Судя по этим письмам, Ланской при свидания с Фризенгофом в Вене неосторожно что-то сказал о желании Натальи Николаевны ускорить свадьбу. Реакция на это Фризенгофа вполне понятна, и вмешательство Ланских, несомненно, было бестактным. Однако его чувства вызывают некоторое удивление: слишком скоро, нам кажется, после смерти жены он увлекся Александриной. Но что любовь его была чувством искренним и глубоким, подтверждают его письма к ней от 1852 года, когда она уже была с ним помолвлена.

В начале 1852 года Фризенгоф вновь в Петербурге, живет у овдовевшего к тому времени Ксавье де Местра. Видимо, он повредил ногу и в течение некоторого времени не мог ходить, поэтому из дома Ланских к дому Местра и обратно курсирует все тот же преданный слуга Фридрих, который сопровождал Наталью Николаевну в заграничном путешествии. Жених и невеста переписываются. Письма Фризенгофа дошли до наших дней. Это по большей части коротенькие записки (без дат, иногда с указанием дня недели и часа отправления), сообщающие о состоянии его здоровья, о том, как прошел день, а главное, пламенные уверения в его любви к ней. Сохранились и три конверта с шутливо-ласковыми адресами: «Мадемуазель Александрине Гончаровой, самой лучшей из невест». «Густаву принадлежащей Александрине, иначе говоря Гончаровой, дочери Николая». «Любимейшей из невест». Приведем несколько выдержек из этих писем, характеризующих его чувства к ней.

«Я тебя люблю как всегда, а больше или меньше – было бы невозможно».

«Я тебя обожаю и жду с нетерпением».

«Правда ли, дорогая подруга моего сердца, что ты меня любишь как и раньше? Я был бы счастливейшим из мужчин, если бы был совершенно в этом уверен».

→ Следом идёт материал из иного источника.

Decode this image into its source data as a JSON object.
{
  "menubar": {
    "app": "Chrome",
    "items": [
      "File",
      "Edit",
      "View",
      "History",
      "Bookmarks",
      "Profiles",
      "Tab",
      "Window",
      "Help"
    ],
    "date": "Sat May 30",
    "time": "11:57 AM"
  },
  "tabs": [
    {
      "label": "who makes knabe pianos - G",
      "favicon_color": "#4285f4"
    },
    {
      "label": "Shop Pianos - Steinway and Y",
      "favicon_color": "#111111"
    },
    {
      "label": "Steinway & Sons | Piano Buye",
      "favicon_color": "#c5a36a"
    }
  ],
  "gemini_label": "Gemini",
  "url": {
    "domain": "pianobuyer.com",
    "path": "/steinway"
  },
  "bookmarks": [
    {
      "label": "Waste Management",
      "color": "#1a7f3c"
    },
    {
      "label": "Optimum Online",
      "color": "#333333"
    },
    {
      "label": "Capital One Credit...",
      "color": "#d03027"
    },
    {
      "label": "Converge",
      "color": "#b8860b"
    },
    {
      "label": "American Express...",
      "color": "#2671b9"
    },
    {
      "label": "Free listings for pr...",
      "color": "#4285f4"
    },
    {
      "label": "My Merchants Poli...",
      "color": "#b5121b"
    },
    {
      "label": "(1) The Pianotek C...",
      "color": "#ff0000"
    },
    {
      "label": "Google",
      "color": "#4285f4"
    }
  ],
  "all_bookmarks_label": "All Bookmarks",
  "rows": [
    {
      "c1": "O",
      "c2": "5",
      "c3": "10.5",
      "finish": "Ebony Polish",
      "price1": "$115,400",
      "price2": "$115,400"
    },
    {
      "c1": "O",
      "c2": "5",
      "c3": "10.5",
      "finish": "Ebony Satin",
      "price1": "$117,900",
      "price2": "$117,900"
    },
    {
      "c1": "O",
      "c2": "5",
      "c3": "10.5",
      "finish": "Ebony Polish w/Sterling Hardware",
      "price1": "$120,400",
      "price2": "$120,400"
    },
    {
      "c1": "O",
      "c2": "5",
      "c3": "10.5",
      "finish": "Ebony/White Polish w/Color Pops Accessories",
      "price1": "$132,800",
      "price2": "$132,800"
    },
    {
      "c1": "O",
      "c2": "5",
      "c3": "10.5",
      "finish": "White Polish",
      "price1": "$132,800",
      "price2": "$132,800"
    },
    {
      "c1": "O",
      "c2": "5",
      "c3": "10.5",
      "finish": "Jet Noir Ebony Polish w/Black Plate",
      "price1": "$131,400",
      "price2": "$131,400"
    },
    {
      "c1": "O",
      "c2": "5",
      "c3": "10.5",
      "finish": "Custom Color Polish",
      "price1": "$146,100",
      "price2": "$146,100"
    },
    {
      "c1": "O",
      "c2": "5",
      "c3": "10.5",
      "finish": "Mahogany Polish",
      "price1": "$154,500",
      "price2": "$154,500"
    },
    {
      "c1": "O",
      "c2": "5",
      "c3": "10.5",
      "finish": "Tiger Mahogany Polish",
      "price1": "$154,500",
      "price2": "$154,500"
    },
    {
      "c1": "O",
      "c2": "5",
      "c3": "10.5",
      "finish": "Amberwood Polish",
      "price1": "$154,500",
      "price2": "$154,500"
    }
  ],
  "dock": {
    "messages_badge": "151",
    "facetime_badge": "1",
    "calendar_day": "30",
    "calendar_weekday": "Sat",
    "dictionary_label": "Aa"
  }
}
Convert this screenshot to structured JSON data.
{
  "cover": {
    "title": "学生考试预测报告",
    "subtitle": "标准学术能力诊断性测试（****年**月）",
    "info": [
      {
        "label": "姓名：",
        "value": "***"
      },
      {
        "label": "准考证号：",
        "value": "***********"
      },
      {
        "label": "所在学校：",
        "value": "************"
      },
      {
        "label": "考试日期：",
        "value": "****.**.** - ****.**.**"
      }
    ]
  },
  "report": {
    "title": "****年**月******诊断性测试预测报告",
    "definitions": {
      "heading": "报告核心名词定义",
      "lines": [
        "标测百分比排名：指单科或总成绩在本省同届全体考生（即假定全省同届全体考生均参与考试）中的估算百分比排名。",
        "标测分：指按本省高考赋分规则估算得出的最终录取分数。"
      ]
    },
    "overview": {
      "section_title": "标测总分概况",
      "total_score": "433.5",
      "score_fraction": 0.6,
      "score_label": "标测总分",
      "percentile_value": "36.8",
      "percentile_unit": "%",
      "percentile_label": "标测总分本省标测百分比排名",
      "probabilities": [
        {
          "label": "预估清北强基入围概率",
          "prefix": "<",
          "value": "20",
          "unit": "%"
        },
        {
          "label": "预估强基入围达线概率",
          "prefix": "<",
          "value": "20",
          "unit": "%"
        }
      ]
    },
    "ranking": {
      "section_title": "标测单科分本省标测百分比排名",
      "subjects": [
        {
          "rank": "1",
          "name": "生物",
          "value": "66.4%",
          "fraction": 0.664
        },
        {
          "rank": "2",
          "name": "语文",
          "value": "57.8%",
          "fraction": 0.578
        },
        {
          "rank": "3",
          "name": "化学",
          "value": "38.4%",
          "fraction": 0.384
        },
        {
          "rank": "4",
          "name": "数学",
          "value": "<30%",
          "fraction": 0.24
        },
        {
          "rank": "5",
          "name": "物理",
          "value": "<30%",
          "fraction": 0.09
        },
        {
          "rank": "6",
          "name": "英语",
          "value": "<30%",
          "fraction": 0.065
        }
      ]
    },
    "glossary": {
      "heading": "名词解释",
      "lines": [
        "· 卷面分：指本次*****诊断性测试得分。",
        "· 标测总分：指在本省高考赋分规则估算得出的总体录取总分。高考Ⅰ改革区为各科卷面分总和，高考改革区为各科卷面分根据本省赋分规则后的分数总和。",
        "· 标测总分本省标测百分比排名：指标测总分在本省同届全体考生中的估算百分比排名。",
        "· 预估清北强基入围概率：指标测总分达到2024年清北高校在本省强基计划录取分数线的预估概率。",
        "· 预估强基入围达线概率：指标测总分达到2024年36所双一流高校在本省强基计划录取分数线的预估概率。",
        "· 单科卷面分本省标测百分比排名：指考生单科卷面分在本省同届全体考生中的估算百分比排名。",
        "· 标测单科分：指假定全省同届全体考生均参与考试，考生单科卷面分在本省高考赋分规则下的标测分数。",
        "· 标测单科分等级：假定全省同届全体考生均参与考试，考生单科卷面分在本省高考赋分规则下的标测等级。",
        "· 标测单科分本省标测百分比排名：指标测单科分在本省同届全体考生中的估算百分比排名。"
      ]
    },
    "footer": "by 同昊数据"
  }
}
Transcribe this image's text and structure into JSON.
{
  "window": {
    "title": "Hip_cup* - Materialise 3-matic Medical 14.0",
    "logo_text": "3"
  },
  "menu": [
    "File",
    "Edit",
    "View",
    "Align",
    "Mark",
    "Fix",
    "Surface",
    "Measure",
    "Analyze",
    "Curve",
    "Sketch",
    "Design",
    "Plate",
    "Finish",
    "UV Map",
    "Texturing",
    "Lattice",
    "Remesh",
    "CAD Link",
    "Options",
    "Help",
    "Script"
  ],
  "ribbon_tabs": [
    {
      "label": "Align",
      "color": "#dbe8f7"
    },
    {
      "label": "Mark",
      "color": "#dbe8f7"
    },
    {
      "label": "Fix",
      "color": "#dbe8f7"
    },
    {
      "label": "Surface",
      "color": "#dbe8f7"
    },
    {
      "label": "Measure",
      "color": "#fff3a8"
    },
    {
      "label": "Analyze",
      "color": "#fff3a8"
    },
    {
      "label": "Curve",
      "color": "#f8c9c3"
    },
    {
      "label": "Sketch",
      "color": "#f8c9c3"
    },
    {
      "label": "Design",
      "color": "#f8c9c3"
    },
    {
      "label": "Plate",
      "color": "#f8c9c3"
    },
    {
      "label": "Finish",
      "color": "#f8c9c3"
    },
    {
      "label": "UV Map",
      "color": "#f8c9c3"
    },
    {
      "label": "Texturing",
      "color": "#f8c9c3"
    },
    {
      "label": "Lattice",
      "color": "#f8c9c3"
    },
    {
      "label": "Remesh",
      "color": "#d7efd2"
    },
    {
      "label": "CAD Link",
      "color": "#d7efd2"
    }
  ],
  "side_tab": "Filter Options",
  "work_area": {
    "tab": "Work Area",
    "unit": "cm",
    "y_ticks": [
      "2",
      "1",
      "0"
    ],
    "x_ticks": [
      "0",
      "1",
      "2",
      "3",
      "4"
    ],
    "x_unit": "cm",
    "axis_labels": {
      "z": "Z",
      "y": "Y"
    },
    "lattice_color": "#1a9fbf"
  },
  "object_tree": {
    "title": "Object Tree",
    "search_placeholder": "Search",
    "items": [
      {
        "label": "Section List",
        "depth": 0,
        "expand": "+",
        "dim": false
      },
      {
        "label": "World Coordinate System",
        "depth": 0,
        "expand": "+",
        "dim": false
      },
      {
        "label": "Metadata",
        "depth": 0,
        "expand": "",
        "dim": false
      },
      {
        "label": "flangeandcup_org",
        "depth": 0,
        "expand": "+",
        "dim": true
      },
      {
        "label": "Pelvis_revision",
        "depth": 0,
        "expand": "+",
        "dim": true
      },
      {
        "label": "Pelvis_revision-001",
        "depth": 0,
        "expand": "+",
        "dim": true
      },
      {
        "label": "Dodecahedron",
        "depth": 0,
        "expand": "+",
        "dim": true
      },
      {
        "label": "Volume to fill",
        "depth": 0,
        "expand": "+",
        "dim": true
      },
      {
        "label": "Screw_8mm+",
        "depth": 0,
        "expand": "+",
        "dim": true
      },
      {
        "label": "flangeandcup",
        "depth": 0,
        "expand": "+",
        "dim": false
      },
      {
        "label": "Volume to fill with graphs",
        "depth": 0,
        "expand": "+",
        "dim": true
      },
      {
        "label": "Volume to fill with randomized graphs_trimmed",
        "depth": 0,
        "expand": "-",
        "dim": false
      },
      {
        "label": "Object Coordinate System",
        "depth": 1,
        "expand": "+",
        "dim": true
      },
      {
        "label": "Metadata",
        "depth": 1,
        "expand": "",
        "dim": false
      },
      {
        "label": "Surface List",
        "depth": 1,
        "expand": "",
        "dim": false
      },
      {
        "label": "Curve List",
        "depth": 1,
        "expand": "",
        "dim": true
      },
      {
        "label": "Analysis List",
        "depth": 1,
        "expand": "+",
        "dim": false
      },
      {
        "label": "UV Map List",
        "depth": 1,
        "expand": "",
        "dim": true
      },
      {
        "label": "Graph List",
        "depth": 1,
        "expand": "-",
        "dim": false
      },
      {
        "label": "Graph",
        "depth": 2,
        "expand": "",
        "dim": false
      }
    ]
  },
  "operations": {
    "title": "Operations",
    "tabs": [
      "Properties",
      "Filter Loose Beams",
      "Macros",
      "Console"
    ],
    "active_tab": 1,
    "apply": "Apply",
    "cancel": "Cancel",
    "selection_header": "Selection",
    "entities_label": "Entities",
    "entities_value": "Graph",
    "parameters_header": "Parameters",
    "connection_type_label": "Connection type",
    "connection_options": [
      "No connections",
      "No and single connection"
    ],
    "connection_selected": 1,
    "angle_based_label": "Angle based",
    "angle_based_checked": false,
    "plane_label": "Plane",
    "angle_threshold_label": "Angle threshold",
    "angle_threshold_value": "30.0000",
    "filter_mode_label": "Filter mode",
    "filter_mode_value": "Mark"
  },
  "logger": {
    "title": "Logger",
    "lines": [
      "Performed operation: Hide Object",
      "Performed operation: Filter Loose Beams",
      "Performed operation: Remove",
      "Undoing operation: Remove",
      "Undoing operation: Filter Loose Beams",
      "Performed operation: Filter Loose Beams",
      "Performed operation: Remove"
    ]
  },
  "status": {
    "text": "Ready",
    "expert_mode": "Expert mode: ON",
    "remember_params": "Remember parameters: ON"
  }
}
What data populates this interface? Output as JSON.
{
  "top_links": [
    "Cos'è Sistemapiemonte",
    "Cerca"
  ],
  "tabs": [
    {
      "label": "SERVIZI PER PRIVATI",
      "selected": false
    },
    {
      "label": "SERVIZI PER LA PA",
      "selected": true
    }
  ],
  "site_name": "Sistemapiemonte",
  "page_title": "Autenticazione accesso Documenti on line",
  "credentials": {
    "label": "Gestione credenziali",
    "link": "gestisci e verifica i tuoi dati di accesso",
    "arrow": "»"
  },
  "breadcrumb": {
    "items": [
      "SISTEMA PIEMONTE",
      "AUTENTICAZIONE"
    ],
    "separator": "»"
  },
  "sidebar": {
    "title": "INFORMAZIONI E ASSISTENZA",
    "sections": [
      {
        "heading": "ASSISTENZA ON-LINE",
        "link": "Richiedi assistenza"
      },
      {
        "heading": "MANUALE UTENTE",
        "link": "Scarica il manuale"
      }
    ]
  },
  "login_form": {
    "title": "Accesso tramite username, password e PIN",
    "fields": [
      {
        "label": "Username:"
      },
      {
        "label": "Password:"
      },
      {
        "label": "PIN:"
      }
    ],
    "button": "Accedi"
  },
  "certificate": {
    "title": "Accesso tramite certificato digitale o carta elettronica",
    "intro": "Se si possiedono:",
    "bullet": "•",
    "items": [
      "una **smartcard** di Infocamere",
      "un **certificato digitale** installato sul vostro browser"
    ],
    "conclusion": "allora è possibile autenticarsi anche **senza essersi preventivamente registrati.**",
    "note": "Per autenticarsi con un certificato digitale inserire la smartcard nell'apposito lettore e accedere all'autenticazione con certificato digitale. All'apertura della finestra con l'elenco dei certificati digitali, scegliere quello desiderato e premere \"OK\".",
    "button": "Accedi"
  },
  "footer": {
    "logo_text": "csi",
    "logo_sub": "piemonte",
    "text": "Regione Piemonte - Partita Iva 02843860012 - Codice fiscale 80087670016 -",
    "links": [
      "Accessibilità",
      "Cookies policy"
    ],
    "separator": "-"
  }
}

«Я тебя обожаю, я тебя люблю так, как не могу выразить словами, и больше, чем ты меня, хотя ты меня и очень любишь, но невозможно любить меня так, как я тебя люблю».

«Как ты себя чувствуешь, ангел моего сердца, солнце души моей».

Только одна записка имеет дату, она здесь очень важна для Фризенгофа:

«18/6 марта. Через месяц, моя Александрина, будет 18/6 апреля, твое сердце радуется». Нет сомнения, что он говорит об уже назначенном дне свадьбы.

Свадьба состоялась, очевидно, в назначенный срок, и молодые уехали из России, по-видимому, сначала в Вену, а потом в Бродзяны, поместье Фризенгофа в Венгрии, где они и прожили большую часть своей жизни. Это, судя по письмам, было очень счастливое супружество. Наталья Николаевна верно предчувствовала, что любовь и материнство изменят характер сестры. И кто бы мог предполагать, что мятущаяся душа Александрины найдет покой и счастье не в пышном, шумном Петербурге, а в глухом уголке, в замке Бродзяны...

БРОДЗЯНЫ

В горах, в долине реки Нитры, среди большого парка стоял старинный замок Бродзяны, принадлежавший венгерским аристократам Brogyanyi. Это большое поместье купил Густав Фризенгоф еще при жизни первой жены Натальи Ивановны, привел в порядок запущенные дом и парк. В Бродзянах в 1938 году побывал у потомков Фризенгофов Н. А. Раевский, рассказавший об этой интереснейшей поездке в статье «В замке А. Н. Фризенгоф-Гончаровой» и в книге .«Портреты заговорили». Воспользуемся его описанием замка и парка.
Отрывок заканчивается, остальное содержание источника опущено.